Thanks for Great Conferences and Starting our Building Unit This Week
Amazing Families,
Thank you for the 100% participation in parent teacher conferences over the last two days. I was so happy to celebrate all the learning that has happened this year and look forward to making sure that our class is ready for kindergarten.
We wrapped up our Reduce, Reuse and Recycle unit last week and are ready to turn our focus to our new theme, Buildings! We will study buildings in our neighborhood and in the world. Some of this information was included in an attachment from our Principal, Shuba in a Deets last week, but I'd like to put the call out again: To get the study started, we are gathering pictures of all sorts of buildings. We could really use your help! We welcome pictures from any source, such as newspapers or magazines, postcards, printouts from the Internet, and your family's photo collection. It would be wonderful if you could include pictures of buildings in other parts of the world, too.

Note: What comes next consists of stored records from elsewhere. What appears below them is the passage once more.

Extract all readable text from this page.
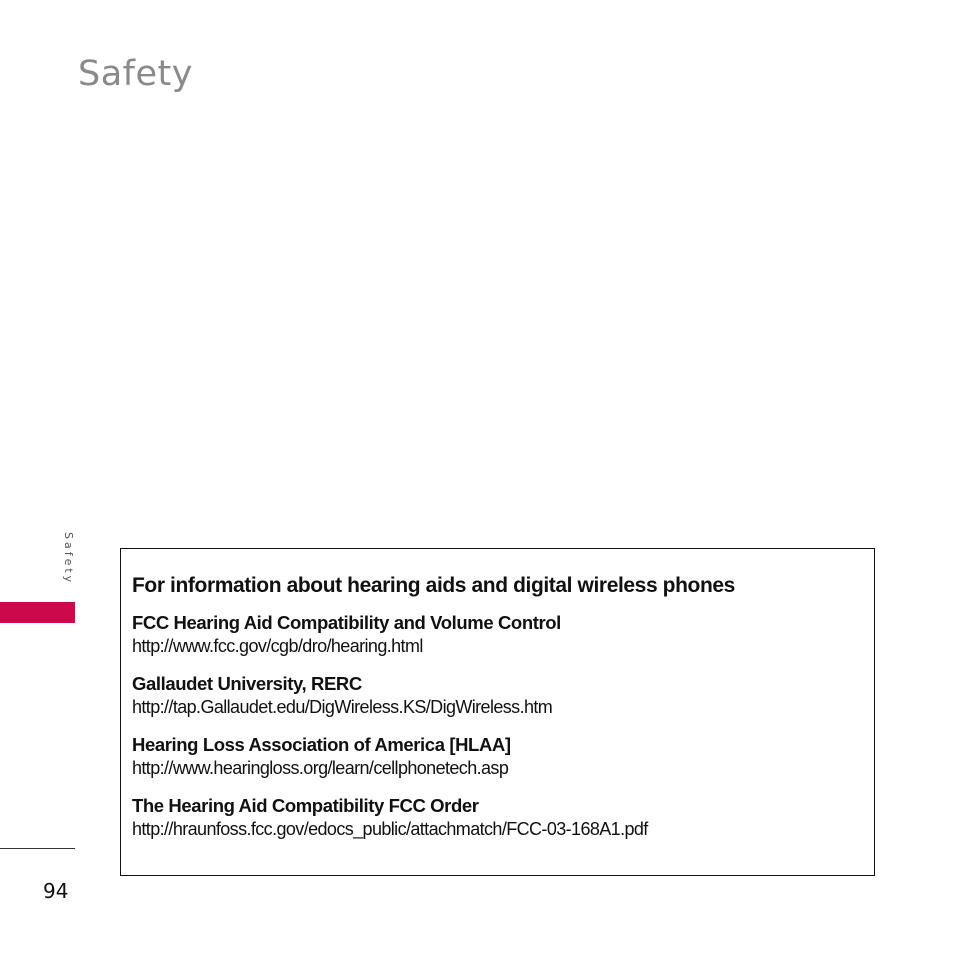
Safety
Safety
For information about hearing aids and digital wireless phones
FCC Hearing Aid Compatibility and Volume Control
http://www.fcc.gov/cgb/dro/hearing.html
Gallaudet University, RERC
http://tap.Gallaudet.edu/DigWireless.KS/DigWireless.htm
Hearing Loss Association of America [HLAA]
http://www.hearingloss.org/learn/cellphonetech.asp
The Hearing Aid Compatibility FCC Order
http://hraunfoss.fcc.gov/edocs_public/attachmatch/FCC-03-168A1.pdf
94
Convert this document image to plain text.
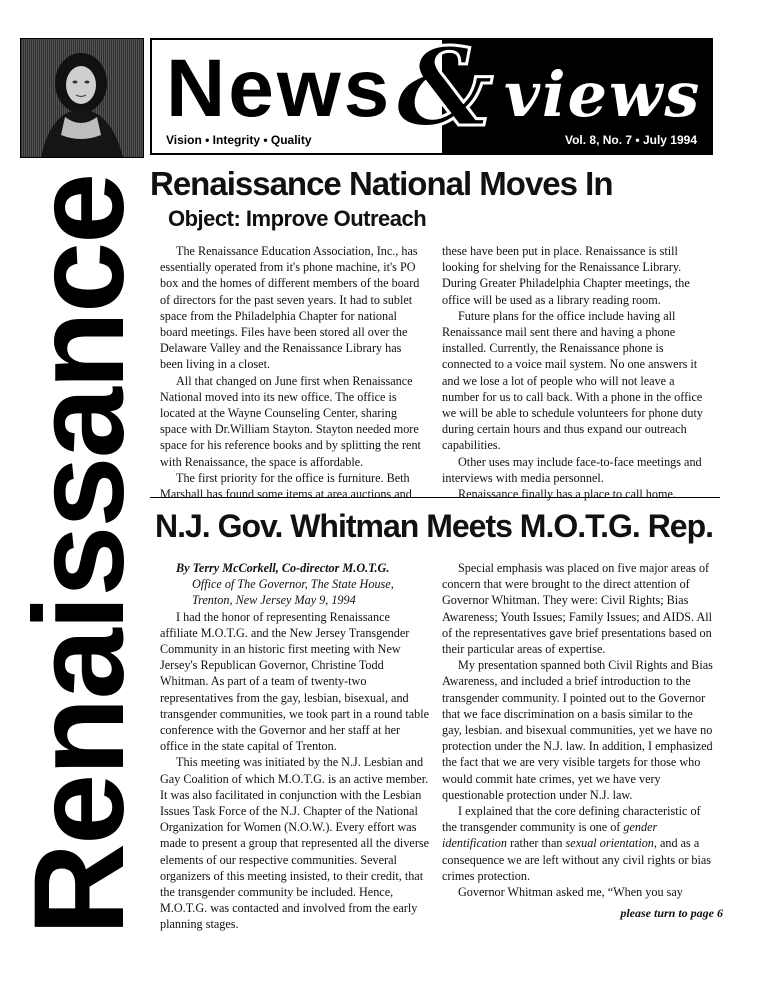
News & views
Vision • Integrity • Quality	Vol. 8, No. 7 • July 1994
Renaissance Renaissance National Moves In
Object: Improve Outreach

The Renaissance Education Association, Inc., has essentially operated from it's phone machine, it's PO box and the homes of different members of the board of directors for the past seven years. It had to sublet space from the Philadelphia Chapter for national board meetings. Files have been stored all over the Delaware Valley and the Renaissance Library has been living in a closet.

All that changed on June first when Renaissance National moved into its new office. The office is located at the Wayne Counseling Center, sharing space with Dr.William Stayton. Stayton needed more space for his reference books and by splitting the rent with Renaissance, the space is affordable.

The first priority for the office is furniture. Beth Marshall has found some items at area auctions and

these have been put in place. Renaissance is still looking for shelving for the Renaissance Library. During Greater Philadelphia Chapter meetings, the office will be used as a library reading room.

Future plans for the office include having all Renaissance mail sent there and having a phone installed. Currently, the Renaissance phone is connected to a voice mail system. No one answers it and we lose a lot of people who will not leave a number for us to call back. With a phone in the office we will be able to schedule volunteers for phone duty during certain hours and thus expand our outreach capabilities.

Other uses may include face-to-face meetings and interviews with media personnel.

Renaissance finally has a place to call home.

N.J. Gov. Whitman Meets M.O.T.G. Rep.

By Terry McCorkell, Co-director M.O.T.G.

Office of The Governor, The State House,

Trenton, New Jersey May 9, 1994

I had the honor of representing Renaissance affiliate M.O.T.G. and the New Jersey Transgender Community in an historic first meeting with New Jersey's Republican Governor, Christine Todd Whitman. As part of a team of twenty-two representatives from the gay, lesbian, bisexual, and transgender communities, we took part in a round table conference with the Governor and her staff at her office in the state capital of Trenton.

This meeting was initiated by the N.J. Lesbian and Gay Coalition of which M.O.T.G. is an active member. It was also facilitated in conjunction with the Lesbian Issues Task Force of the N.J. Chapter of the National Organization for Women (N.O.W.). Every effort was made to present a group that represented all the diverse elements of our respective communities. Several organizers of this meeting insisted, to their credit, that the transgender community be included. Hence, M.O.T.G. was contacted and involved from the early planning stages.

Special emphasis was placed on five major areas of concern that were brought to the direct attention of Governor Whitman. They were: Civil Rights; Bias Awareness; Youth Issues; Family Issues; and AIDS. All of the representatives gave brief presentations based on their particular areas of expertise.

My presentation spanned both Civil Rights and Bias Awareness, and included a brief introduction to the transgender community. I pointed out to the Governor that we face discrimination on a basis similar to the gay, lesbian. and bisexual communities, yet we have no protection under the N.J. law. In addition, I emphasized the fact that we are very visible targets for those who would commit hate crimes, yet we have very questionable protection under N.J. law.

I explained that the core defining characteristic of the transgender community is one of gender identification rather than sexual orientation, and as a consequence we are left without any civil rights or bias crimes protection.

Governor Whitman asked me, “When you say

please turn to page 6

As we study buildings, we will learn concepts and skills in science social studies, literacy, math, the arts, and technology. We will also be using thinking skills to investigate, ask questions, solve problems, make predictions, and test our ideas.
In class this week:
Skip will be:
Using blocks to measure children, exploring scale by comparing ourselves to trees on the grounds of buildings, comparing numbers of objects using Ten Frames, conducting a discussion and shared writing about the different parts of buildings, and analyzing text to "find the missing letter sound".
Claudine will be assembling an illustrated word wall of many types of buildings to inform our writing about buildings, making towers with blocks, and making observational drawings of buildings.
We will also allign ourselves with Kindergarten by using the Orton-Gillingham hand writing worksheets that feature a simplified drawing of house (that ties perfectly into our new unit!) on the left hand side of lined paper to aid in children's letter formation. For example, capital letters would be written starting at the "roof line" and extend down to the foundation of the house. A lower case "g" would start at the "door line" and go down to the "basement".
I'd like to close out this letter by asking for volunteers to accompany our class on a neighborhood walk to study some of the houses and buildings in the neighborhood around the school this Friday, March 8. We will be starting our walk at 9:20 and will be documenting our observations with drawings for approximately 20 minutes.